Muitos dizem que sorte é destino. Outros dizem que sorte é estar no lugar certo, no momento certo, com a pessoa certa. Outros ainda afirmam que sorte é um conjunto de coincidências felizes.
Eu fico com a primeira hipótese: sorte é destino.
Sorte não é para quem quer, mas para quem tem. Não adianta espernear. Uns têm, outros não.
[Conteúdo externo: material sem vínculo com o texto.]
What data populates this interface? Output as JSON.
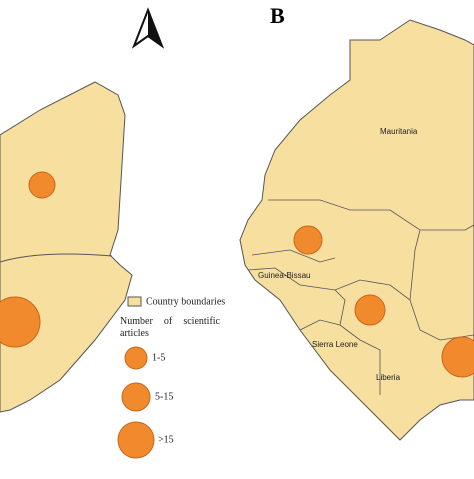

Às vezes, muda tudo, e o que parecia ser a maior sorte do mundo acaba se mostrando uma grande fatalidade. Mas isso faz parte desse mundo cheio de mistérios insondáveis que habitamos.
Posso dar alguns exemplos que me vêm à lembrança. Mas vou citar apenas um caso.

Existia um homem chamado Sena. Não era apelido, era sobrenome de família. Esse homem ganhava a vida vendendo frutas, em saquinhos plásticos, na beira da estrada.
Devido a um diabete mal cuidado, ele acabou tendo as duas pernas amputadas... Ficava ali, na beira da estrada, vendendo suas frutinhas. Talvez por piedade, as pessoas compravam. Paravam seus automóveis e pagavam por algumas laranjas, algumas mangas... E ele ia vivendo.
Esse homem amava uma morena de belo corpo. Todo mundo sabia daquela paixão. Mas ela não lhe dava bola, pois quem ia olhar para um pobretão feio, sem as duas pernas, vendedor de limões à beira da estrada?
Então esse homem chamado Sena, fez um joguinho na Mega Sena e aquele era seu dia de “sorte”. Ele ganha tudo, sozinho, algo em torno de cinquenta e tantos milhões de reais. Ou seja, vinte e cinco milhões de dólares.
Ele se declara para a bela morena, casa-se com ela e muda-se para um prédio luxuoso. É maltratado pelos vizinhos milionários, então ele volta a morar na sua cidadezinha de origem. Lá, ele passa a residir em uma grande casa, que fica na fazenda que comprou. Mas também não é feliz preso na grande casa da fazenda. Volta a frequentar o barzinho de sempre, junto aos seus amigos do passado. E foi assim, em frente ao barzinho de um amigo dos velhos tempos, que ele foi assassinado: morreu cravejado de balas, e a polícia, mais tarde, descobriu que o senhor Sena havia sido morto pelos próprios seguranças que ele pagava, e que a morte havia sido encomendada pela esposa.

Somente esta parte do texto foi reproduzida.